DALLAS (AP) — Major U.S. airlines say they will soon change their ticketing process to give passengers the option of identifying themselves as other than male or female.

The gender option on airline sites will soon include choices such “undisclosed” or “unspecified.” There could also be the optional title of “Mx.”

The airlines say they are making the change to be more inclusive in dealing with a diverse population of travelers.

The move was praised by advocacy groups for transgender people.

“It’s a significant step forward for nonbinary individuals, so they are not faced with a mismatch between their ticketing information and their legal identification,” said Beck Bailey of the Human Rights Campaign.

The Transportation Security Administration says passengers should use the name, gender and birth date on their government-issued ID.

Bailey said he did not know of people with nonbinary identification being kept off planes or trains, but that fear of being stopped added to their stress.

American, Delta, United, Southwest, Alaska and JetBlue confirmed Friday that they are in the process of updating their booking tools and plan to add a binary option to the gender menu on their sites. They said the change will be made in the next several weeks.

“We certainly have a very diverse customer base. This will be well-received, and we’re happy to do it,” American Airlines spokesman Matt Miller said.

United Airlines plans to let people select M for male, F for female, U for undisclosed or X for unspecified from the gender menu when booking a ticket on its website or mobile app, said spokeswoman Andrea Hiller. They will also have the option of picking “Mx.” as a title.

Hiller said the airline wants to make sure that “all of our customers feel comfortable and welcome no matter how they self-identify.”

U.S. and international airline trade groups recently approved a new standard to handle customers with “nonbinary” IDs.
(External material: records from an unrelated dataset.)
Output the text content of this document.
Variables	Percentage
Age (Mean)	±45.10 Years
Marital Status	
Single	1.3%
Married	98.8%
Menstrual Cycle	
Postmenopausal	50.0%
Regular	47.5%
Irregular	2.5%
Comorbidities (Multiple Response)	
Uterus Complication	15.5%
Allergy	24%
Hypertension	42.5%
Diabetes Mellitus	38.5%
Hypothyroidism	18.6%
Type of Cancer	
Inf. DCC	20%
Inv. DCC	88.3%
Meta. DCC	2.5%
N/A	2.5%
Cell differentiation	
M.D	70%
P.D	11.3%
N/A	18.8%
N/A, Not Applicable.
The standard, which is not mandatory but more like guidance, takes effect June 1.

Airlines for America and the International Air Transport Association say the change will let airlines comply with requirements under U.S. and foreign laws that passenger information must match what is on the person’s form of ID used for travel.

In 2017, Oregon became the first state to let residents identify themselves as neither male nor female on driver licenses and other ID cards. California, Colorado, Maine, Minnesota, Arkansas and Washington, D.C., also allow a nonbinary choice on licenses.

Those changes led the National Center for Transgender Equality and Human Rights Campaign to recommend that transgender people carry a second identification such as a passport that shows their sex as it appears on their ticket.